Just more photographs of the older buildings.
 Our lunch fare was typically Czech, between us we had three types of dumplings, plus pork and lots of gravy.  We have given up eating deserts as we do not want to get too fat!
 We visited the castle/rebuilt as a fortified mansion.   We visited the casements first, which is now the Museum of Prison Life. Once the top floor was used to house common thiefs, murderers etc, and the bottom layer was converted into cells for political prisoners.    During WWII the Nazis incarcerated and executed Czech partisans there.   Very grim.     Walter enjoying the sunshine outside the darkness of the prison.
There was not much room in the cells.   Not good for tall people.

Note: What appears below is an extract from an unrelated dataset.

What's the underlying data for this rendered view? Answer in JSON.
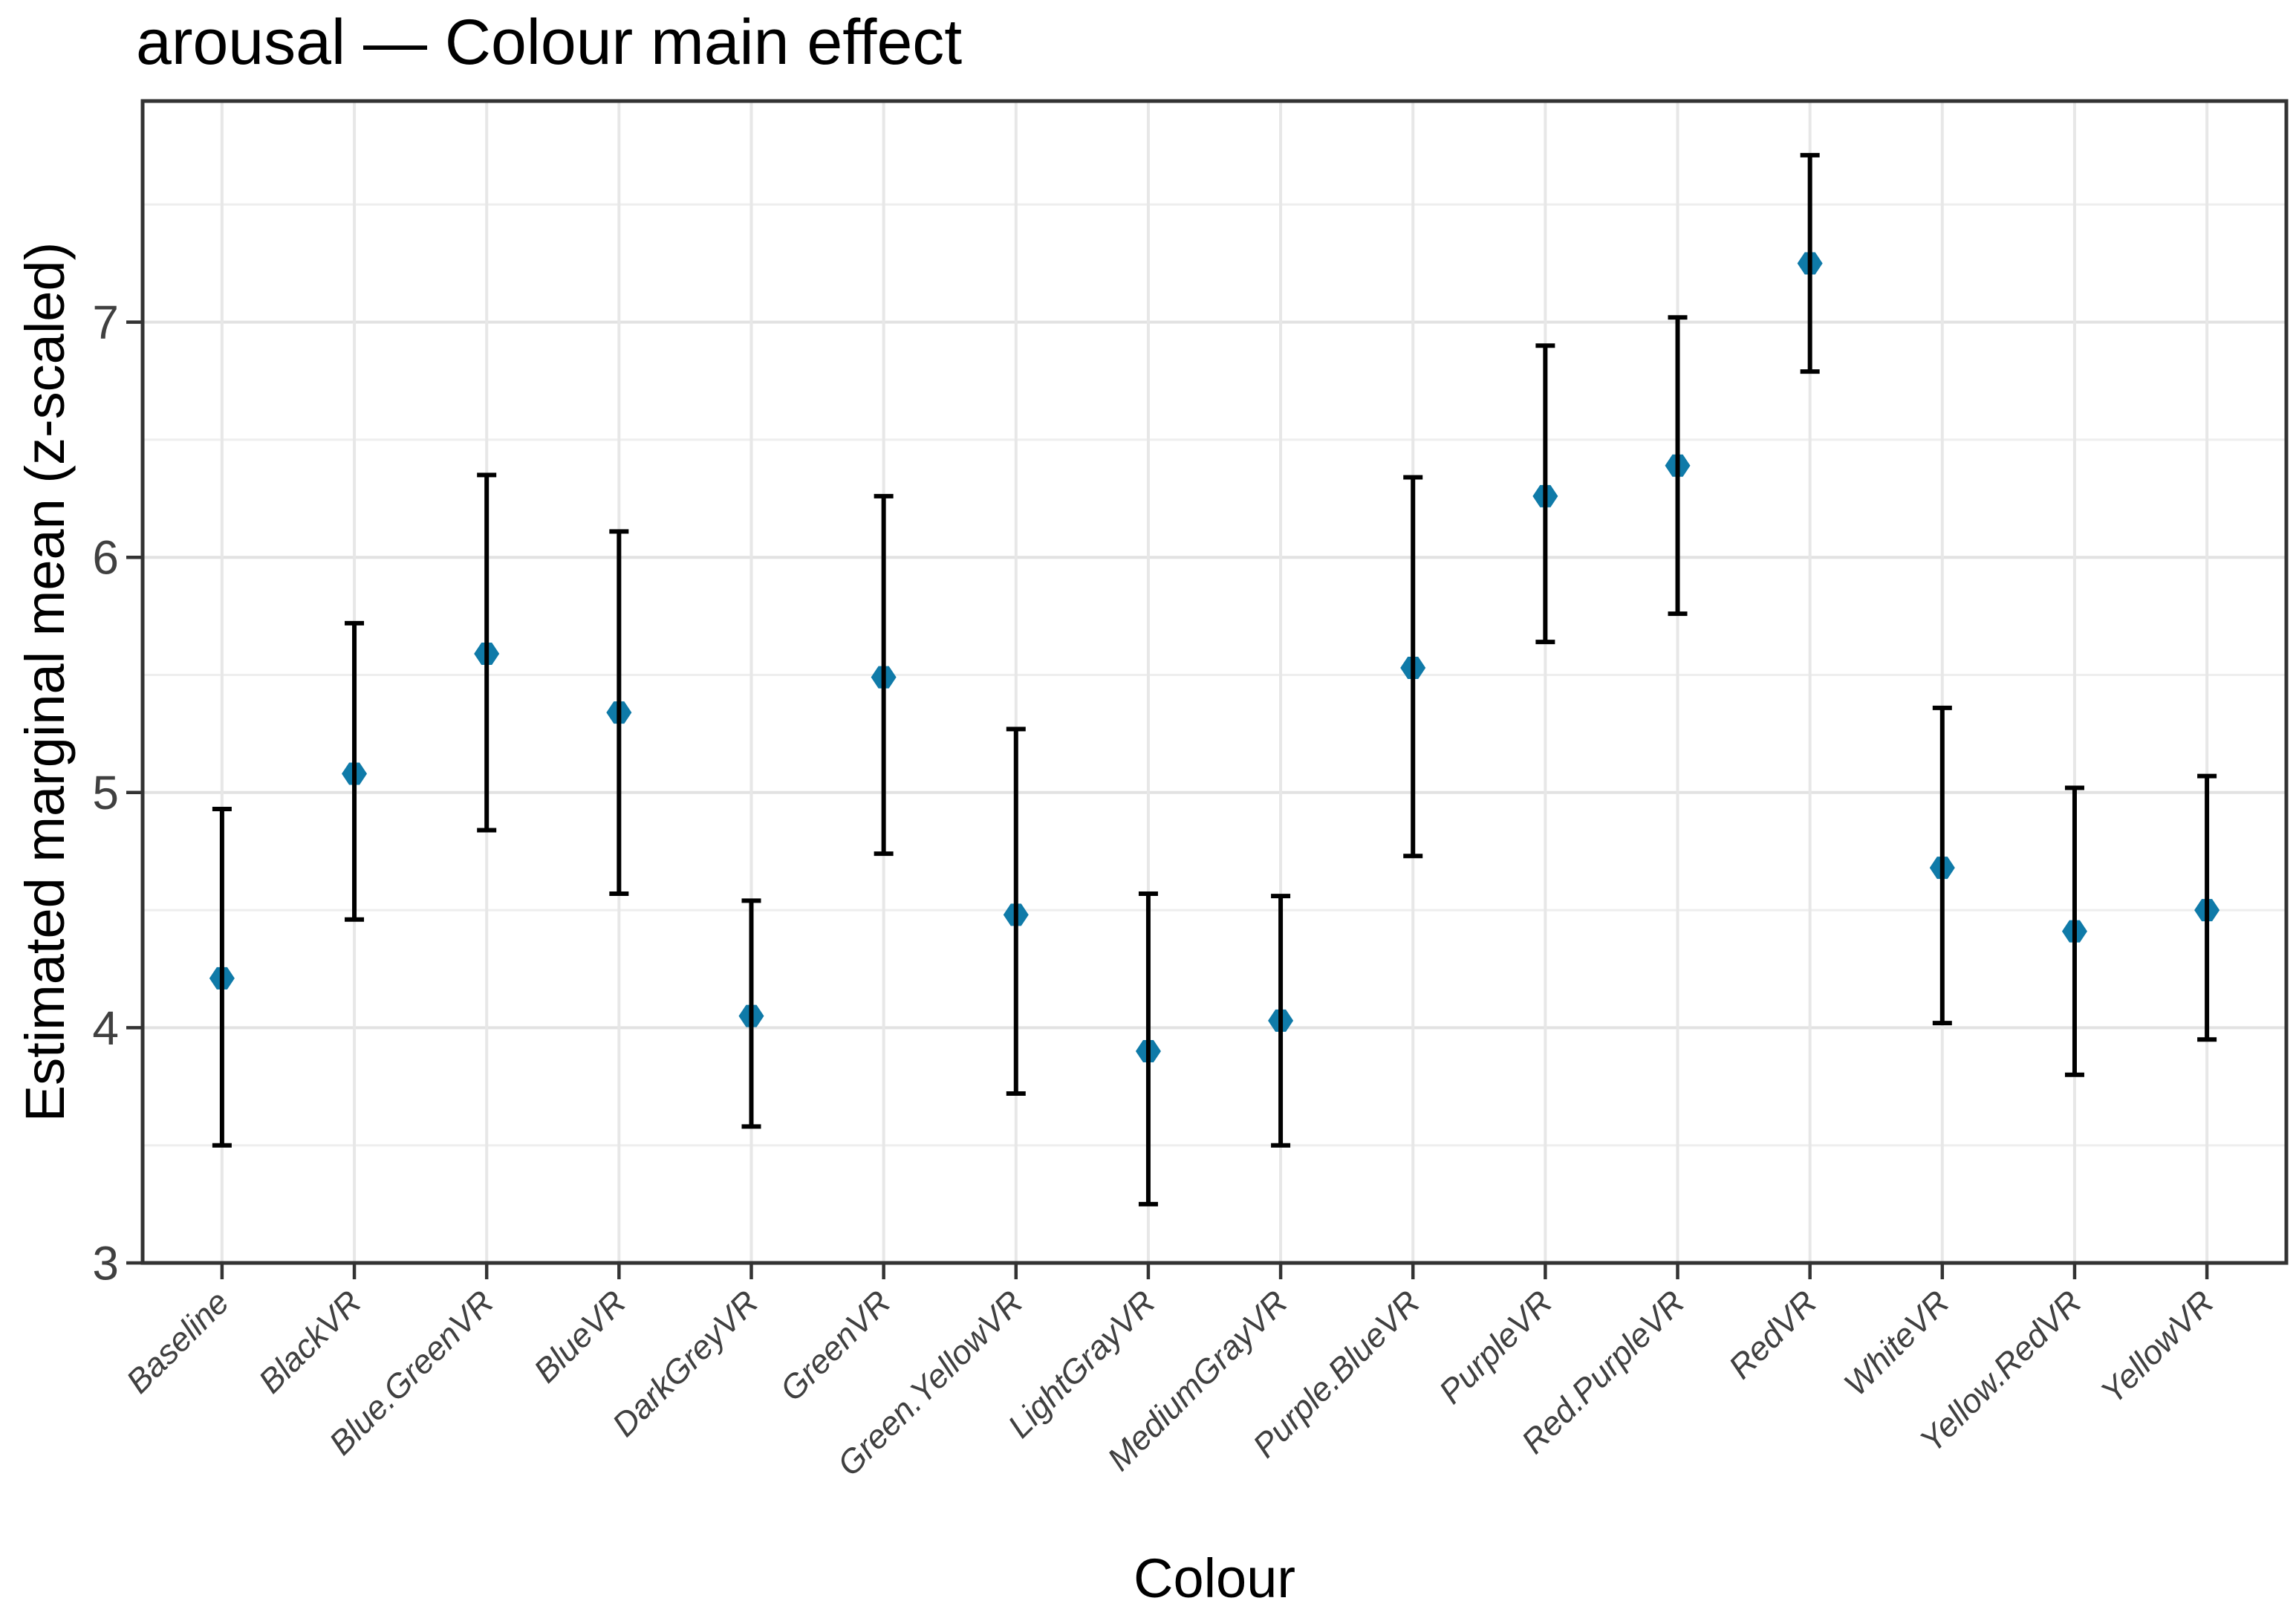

 We also visited the castle’s main building which is the home to the Brno City Museum.   After paying for two floors of the museum (very complicated ticketing system) and being constantly checked by staff that we had tickets, we viewed Renaissance art, city history and modern architecture (1920’s).
In the museum there was a section for children, with workshops taking place, and an area for children to make constructions from plastic or wooden shapes.

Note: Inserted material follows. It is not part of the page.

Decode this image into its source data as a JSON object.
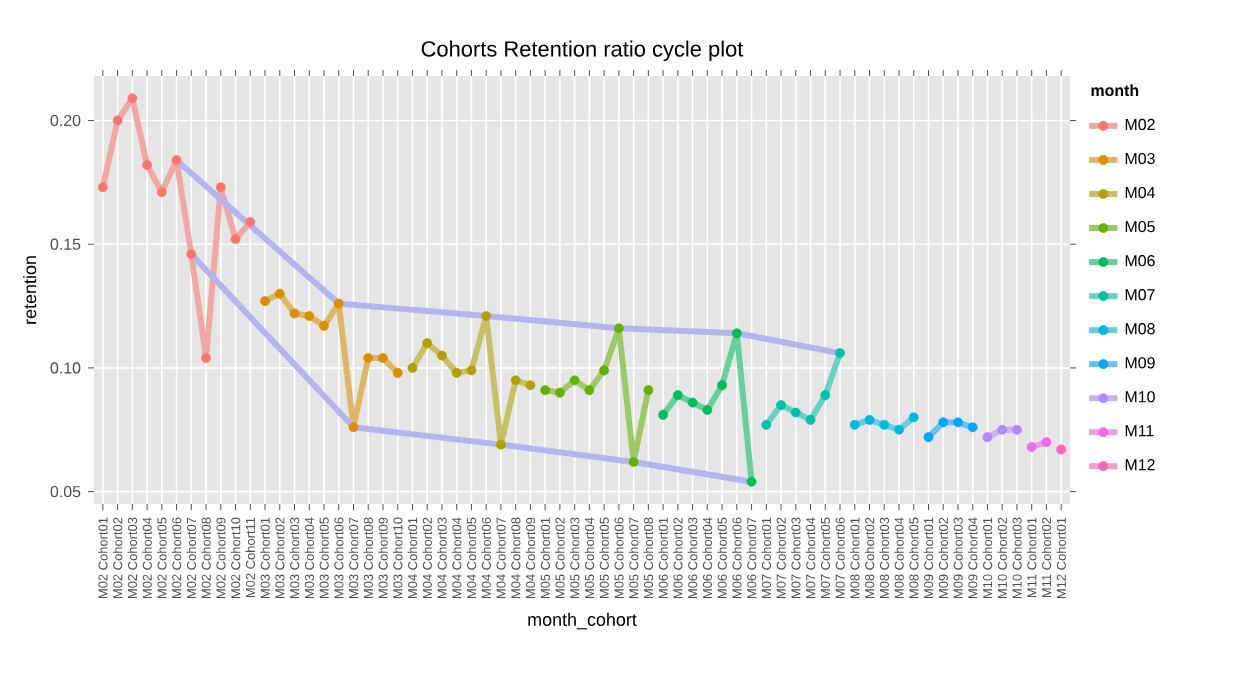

In the castle courtyard there was a very good army band playing a variety of music.   It was very pleasant sitting in the sunshine, listening to them.  What a lovely warm feeling, listening to music and feeling the sun on one's back.   The sunshine has occurred so rarely, we had forgotten how good it feels.
 
As it was a short visit we missed out on seeing some unusual and quite remarkable sites.  One is the Capuchin Monastery where there are desiccated corpses on show in the crypt.   Not my scene really, but interesting though, in a macabre sort of way.   We would have liked to see the tunnels under the Cabbage market though.

But home again on the tram, and then the free bus to the hotel, where we quickly used the free wifi. We like all these goodwill gestures. And home in time to sit in the sunshine for an hour, which felt so good, especially as we knew it would not last.